Ember carefully braided her dark hair into two loose strands and deftly tied the ends with a piece of twine. She was a serious-appearing child, tall and slim, with curious maroon eyes, a sharp chin, and a tendency to get lost in reveries.
"Beautiful," Grandma said to her, smiling, but Ember saw her anxiety beneath it. For the first time, Ember and Conan had broken the single rule that came with visiting Grandma. "As always. Now that we've had the delicious scones that you brought me, shall you sing us a song?"
Music, her joy. Ember nodded. It would help soothe the fear that Conan had not made it back to the village before the moon arose. Of course he made it back, he always does, she reminded herself as she popped a chocolate into her mouth. We always make it back. There's nothing to fear in the forest, nothing except for . . . she wouldn't allow herself to put words to the images she had dancing in her mind's eye, the shadowy figure and screams of anguish.
Parting her slight mouth, she let a lilting melody flood the small home in the hollowed-out tree. It poked its way into the nicks and crannies, wove around the towering ivy plants, danced upon the shelves upon which rested bottles and baskets. In the kitchen, it rose up the chimney and became one with the smoke that dissipated into the forest. Grandma's forest, Conan's forest, her forest. They were the ones who trode the paths.
The song ended, and Ember paused to look up at Grandma's face. Her contentment was never stirred, but always Ember's music seemed to awake some part in the soft wrinkles and smile lines that otherwise stayed hidden. "Lovely, my dear."

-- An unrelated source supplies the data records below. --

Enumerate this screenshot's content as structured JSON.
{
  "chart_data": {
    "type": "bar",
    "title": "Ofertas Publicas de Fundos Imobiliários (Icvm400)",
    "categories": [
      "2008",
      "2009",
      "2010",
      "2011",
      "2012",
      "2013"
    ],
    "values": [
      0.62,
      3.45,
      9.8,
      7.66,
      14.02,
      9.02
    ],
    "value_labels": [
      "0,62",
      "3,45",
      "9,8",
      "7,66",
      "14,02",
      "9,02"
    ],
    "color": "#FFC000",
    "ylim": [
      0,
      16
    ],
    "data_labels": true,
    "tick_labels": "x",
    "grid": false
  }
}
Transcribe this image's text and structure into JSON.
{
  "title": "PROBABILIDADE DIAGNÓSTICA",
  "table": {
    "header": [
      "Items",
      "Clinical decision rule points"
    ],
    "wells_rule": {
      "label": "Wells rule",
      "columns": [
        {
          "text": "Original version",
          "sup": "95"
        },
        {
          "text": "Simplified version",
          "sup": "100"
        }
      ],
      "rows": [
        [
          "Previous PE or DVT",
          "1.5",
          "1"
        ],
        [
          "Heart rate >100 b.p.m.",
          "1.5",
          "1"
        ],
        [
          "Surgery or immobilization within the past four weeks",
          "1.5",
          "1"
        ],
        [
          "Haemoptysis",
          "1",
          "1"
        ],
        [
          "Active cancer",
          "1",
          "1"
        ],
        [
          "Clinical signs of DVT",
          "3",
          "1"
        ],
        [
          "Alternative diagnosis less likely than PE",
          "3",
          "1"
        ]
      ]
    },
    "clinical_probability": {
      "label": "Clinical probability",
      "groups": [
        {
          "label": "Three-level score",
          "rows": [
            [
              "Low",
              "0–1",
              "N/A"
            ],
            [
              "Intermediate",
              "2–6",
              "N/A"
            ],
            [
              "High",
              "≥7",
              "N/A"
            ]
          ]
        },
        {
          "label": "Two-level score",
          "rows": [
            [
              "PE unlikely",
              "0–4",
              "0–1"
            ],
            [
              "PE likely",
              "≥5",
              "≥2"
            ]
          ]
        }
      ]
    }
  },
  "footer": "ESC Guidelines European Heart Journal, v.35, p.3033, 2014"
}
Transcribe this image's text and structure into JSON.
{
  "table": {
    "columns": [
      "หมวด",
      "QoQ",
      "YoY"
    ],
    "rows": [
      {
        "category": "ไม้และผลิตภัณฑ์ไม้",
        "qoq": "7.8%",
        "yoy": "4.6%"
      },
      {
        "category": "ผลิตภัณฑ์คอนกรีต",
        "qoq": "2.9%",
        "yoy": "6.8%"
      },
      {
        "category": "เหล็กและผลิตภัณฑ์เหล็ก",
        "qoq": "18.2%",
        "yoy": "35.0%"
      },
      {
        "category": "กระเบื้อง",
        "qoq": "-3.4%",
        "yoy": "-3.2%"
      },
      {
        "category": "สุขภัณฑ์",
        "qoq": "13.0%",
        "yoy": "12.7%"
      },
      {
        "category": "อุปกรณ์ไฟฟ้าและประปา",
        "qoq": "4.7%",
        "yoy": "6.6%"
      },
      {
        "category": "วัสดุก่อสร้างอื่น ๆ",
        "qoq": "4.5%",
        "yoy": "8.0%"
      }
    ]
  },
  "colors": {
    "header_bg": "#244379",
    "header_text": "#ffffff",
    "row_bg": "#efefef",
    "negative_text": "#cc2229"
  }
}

Of course, she was not really her grandmother, or even Conan's. She was a woman of the wild, with no family but the animals and the trees. The two children were of the world, but they loved her and visited as often as they could. Ember and Conan's fondest times were there, with Grandma. The woman had taught Conan about the power that he was forced to hide from everyone but his family and Ember, had comforted him through the hardest times.
Amidst the quiet of Grandma weaving a new basket and Ember tidying the bed she would sleep on, a haunting howl rang out from the forest. She froze and dropped the quilts that she had been carrying, her heart thudding in her chest. A second bone-chilling howl tore at Ember's ears, and she wrenched her eyes shut and dropped to the ground, the single horror that they had always worried about coming to life.
"Into the cellar!" Grandma said urgently, gripping Ember's elbow and towing her through the hatch in the straw-covered floor. "You never should have brought Conan here on a full moon night—he should be home locked in the basement with his chains like usual!" Grandma had never talked roughly like that to Ember or Conan. The fear on her face was spat with the words.
Ember's last thought before the darkness of the cellar was the sense that this was all her fault. She would die at the hand of her truest friend, and there was nearly nothing she could do to stop it.